The seated reverse flye is the most common exercise used to target the rear delts. It makes sense because the reverse flye motion does a good job of isolating the rear delts—the exercise isn’t optimal, though.



The seated dumbbell (DB) reverse flye suffers from a couple of significant flaws and in training, the exercise does not match the muscle's strength curve. The strength curve of the delts in isolation exercises is bell-shaped. This means that you are strongest in the mid-range and weaker at the start and end ranges.


The resistance profile of the DB reverse flye means the load is heaviest at the top and lightest at the bottom because the torque required to lift the load is greater the further from the body the arm moves. At the bottom of the lift the arm is by your side. At the top it is way out to your side. This long lever arm means the weight feels much heavier in this position.

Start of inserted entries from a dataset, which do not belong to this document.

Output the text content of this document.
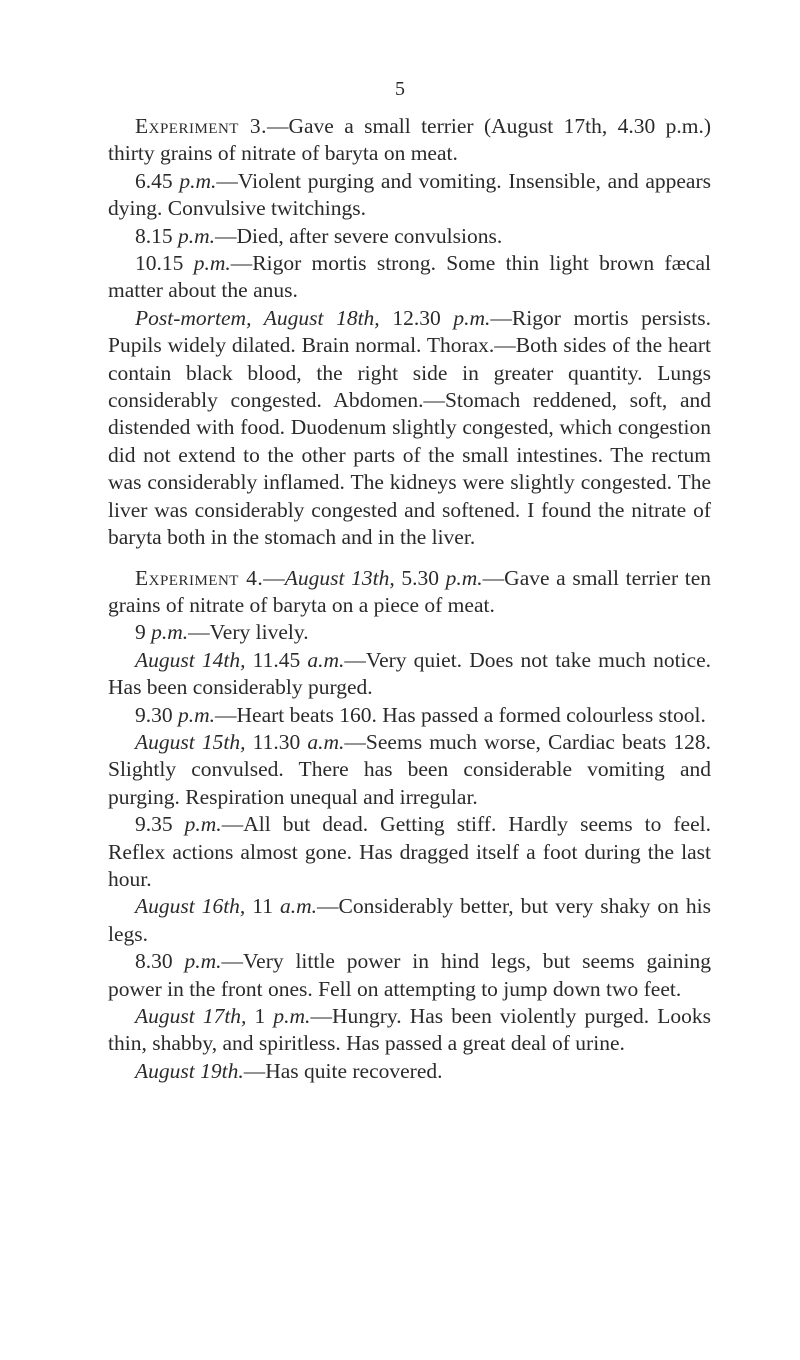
5

Experiment 3.—Gave a small terrier (August 17th, 4.30 p.m.) thirty grains of nitrate of baryta on meat.

6.45 p.m.—Violent purging and vomiting. Insensible, and appears dying. Convulsive twitchings.

8.15 p.m.—Died, after severe convulsions.

10.15 p.m.—Rigor mortis strong. Some thin light brown fæcal matter about the anus.

Post-mortem, August 18th, 12.30 p.m.—Rigor mortis persists. Pupils widely dilated. Brain normal. Thorax.—Both sides of the heart contain black blood, the right side in greater quantity. Lungs considerably congested. Abdomen.—Stomach reddened, soft, and distended with food. Duodenum slightly congested, which congestion did not extend to the other parts of the small intestines. The rectum was considerably inflamed. The kidneys were slightly congested. The liver was considerably congested and softened. I found the nitrate of baryta both in the stomach and in the liver.

Experiment 4.—August 13th, 5.30 p.m.—Gave a small terrier ten grains of nitrate of baryta on a piece of meat.

9 p.m.—Very lively.

August 14th, 11.45 a.m.—Very quiet. Does not take much notice. Has been considerably purged.

9.30 p.m.—Heart beats 160. Has passed a formed colourless stool.

August 15th, 11.30 a.m.—Seems much worse, Cardiac beats 128. Slightly convulsed. There has been considerable vomiting and purging. Respiration unequal and irregular.

9.35 p.m.—All but dead. Getting stiff. Hardly seems to feel. Reflex actions almost gone. Has dragged itself a foot during the last hour.

August 16th, 11 a.m.—Considerably better, but very shaky on his legs.

8.30 p.m.—Very little power in hind legs, but seems gaining power in the front ones. Fell on attempting to jump down two feet.

August 17th, 1 p.m.—Hungry. Has been violently purged. Looks thin, shabby, and spiritless. Has passed a great deal of urine.

August 19th.—Has quite recovered.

The DB reverse flye does not match up with the muscle’s profile and, therefore, you are not fully challenging it throughout the lift. Instead, it is very easy at the bottom and an absolute killer at the top. The muscle is only being challenged through a small part of the range and the weight you can use is limited by what you can handle at the top.


Fix Your Flyes

Fixing this issue is actually very simple. Do the side lying DB reverse flye. By manipulating your body position, you can create an exercise that matches the rear delt's strength profile and provides an appropriate challenge throughout the entire range.


By lying side on to the bench when you perform the lift you can create a resistance profile where the lift matches the muscle’s capacity closely. Because of your position, the lever arm is very small to begin with and increases as you move through the mid-range before dropping off at the end.


This is ideal and means the rear delts are stimulated through every inch of every rep. More stimulus equals more gains.